Nas declarações transmitidas pela RTP3, o ministro das Finanças disse que a aceleração do quarto trimestre de 2019 é uma boa indicação de crescimento para 2020. "Esta é uma atualização positiva no sentido ascendente do crescimento e será certamente refletida nesses números [do Programa de Estabilidade]", afirmou numa conferência de imprensa a partir do Ministério das Finanças. 

Mário Centeno garantiu que vai "refletir toda a informação" que tem quando apresentar o cenário macroeconómico Programa de Estabilidade 2020-2024 em abril. Em causa está a aceleração da economia portuguesa no quarto trimestre com um crescimento em cadeia de 0,6% (0,4% no terceiro trimestre) e homólogo de 2,2% (1,9%).

Além disso, o INE revelou que o PIB português cresceu 2% no conjunto do ano passado. Este número representa uma desaceleração face ao crescimento de 2,4% em 2018, mas fica acima da previsão do Governo de 1,9%. Apenas o Banco de Portugal e a Comissão Europeia estimavam um crescimento de 2% em 2019. 

Para 2020, o Executivo prevê um crescimento de 1,9%, segundo o Orçamento do Estado para 2020. Contudo, os novos números do INE poderão levar o Governo a rever em alta esta previsão. No entanto, a atual estimativa já está acima das previsões das principais instituições internacionais: a OCDE prevê 1,8%, o CFP, a Comissão Europeia e o Banco de Portugal antecipam 1,7% e o FMI prevê 1,6%. 

A confiança de Mário Centeno poderá estar relacionado com o efeito de arrasto ("carry-over") que esta aceleração do quarto trimestre dá ao PIB. Esse arrastamento é a contribuição que o crescimento de um ano dá à atividade económica do ano seguinte. Como 2019 terminou a crescer acima da média anual, o efeito é positivo.

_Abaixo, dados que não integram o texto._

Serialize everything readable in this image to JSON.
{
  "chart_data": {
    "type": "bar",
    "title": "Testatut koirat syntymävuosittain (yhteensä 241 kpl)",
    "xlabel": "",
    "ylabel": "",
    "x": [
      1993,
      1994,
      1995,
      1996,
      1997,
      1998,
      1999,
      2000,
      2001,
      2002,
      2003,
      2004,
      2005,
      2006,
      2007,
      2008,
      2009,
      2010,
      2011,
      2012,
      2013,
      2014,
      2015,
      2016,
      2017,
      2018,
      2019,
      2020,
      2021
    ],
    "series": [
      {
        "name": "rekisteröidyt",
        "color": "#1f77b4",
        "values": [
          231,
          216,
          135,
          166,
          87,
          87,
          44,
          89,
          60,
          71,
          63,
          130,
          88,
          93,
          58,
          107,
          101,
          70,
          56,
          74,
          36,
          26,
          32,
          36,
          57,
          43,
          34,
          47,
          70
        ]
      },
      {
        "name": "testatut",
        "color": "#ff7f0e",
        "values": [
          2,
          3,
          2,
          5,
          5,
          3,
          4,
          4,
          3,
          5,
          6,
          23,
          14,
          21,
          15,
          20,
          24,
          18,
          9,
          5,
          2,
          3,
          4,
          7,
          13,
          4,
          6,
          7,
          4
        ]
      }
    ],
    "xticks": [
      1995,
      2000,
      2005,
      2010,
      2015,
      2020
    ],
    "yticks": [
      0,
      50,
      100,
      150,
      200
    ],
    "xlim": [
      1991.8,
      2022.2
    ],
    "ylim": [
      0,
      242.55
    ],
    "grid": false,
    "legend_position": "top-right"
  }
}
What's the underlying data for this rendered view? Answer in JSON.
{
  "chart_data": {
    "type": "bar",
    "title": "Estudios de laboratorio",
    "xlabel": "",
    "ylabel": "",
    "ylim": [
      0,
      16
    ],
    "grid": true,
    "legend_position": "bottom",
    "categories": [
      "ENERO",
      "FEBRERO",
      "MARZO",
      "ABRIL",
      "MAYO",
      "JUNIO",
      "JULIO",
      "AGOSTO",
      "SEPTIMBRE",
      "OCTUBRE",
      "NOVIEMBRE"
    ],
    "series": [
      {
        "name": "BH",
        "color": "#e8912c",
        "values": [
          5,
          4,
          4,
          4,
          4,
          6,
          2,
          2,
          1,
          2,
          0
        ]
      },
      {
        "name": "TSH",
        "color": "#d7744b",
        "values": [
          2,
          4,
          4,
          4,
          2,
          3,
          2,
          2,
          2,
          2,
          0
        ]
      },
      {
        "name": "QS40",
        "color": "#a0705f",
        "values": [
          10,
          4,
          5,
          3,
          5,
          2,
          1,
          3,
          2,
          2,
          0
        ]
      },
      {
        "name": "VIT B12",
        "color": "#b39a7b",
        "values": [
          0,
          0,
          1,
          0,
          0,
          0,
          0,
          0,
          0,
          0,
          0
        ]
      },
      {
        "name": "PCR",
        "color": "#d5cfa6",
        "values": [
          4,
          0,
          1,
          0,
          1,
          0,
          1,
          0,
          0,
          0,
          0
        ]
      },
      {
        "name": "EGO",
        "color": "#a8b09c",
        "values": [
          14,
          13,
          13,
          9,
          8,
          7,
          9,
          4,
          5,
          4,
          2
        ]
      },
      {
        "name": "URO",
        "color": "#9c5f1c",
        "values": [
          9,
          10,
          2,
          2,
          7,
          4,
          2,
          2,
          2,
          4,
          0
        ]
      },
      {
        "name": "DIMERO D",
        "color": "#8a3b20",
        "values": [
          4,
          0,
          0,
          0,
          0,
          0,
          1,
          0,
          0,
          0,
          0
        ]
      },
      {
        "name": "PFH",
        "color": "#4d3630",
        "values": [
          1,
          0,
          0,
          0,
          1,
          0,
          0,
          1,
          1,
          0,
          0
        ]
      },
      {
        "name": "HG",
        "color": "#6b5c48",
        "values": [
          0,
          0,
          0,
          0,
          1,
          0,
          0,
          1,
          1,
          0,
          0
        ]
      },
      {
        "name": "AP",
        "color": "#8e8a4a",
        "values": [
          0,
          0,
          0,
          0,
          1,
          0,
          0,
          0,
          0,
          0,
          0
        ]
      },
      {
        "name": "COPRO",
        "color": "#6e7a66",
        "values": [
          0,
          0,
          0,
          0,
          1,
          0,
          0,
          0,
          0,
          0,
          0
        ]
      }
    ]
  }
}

De acordo com as contas dos peritos do Núcleo de Estudos de Conjuntura da Economia Portuguesa (NECEP), um crescimento de 0,5% no quarto trimestre daria um efeito positivo de aproximadamente 0,7%. Como o crescimento foi de 0,6%, o impacto positivo será ainda maior.

"É cedo" para saber se vai haver excedente mas há "confiança"
O ministro de Estado e das Finanças, Mário Centeno, afirmou hoje que "é cedo para fazer declarações sobre o valor" do saldo orçamental de 2019, numa conferência de imprensa em que salientou a prestação da economia no último trimestre.

"É cedo para fazer declarações sobre o valor do saldo para além daquelas que estão na projeção do Orçamento do Estado [défice de 0,2% do PIB]. É público que a execução em dezembro correu bastante bem, mas temos de esperar pelo INE [Instituto Nacional de Estatística], que divulgará os números no final de março", disse Mário Centeno aos jornalistas no Ministério das Finanças em Lisboa.

O também presidente do Eurogrupo realçou, no entanto, o "comportamento positivo das contas públicas ao longo de 2019", algo que dá "alguma confiança sobre a execução orçamental do ano".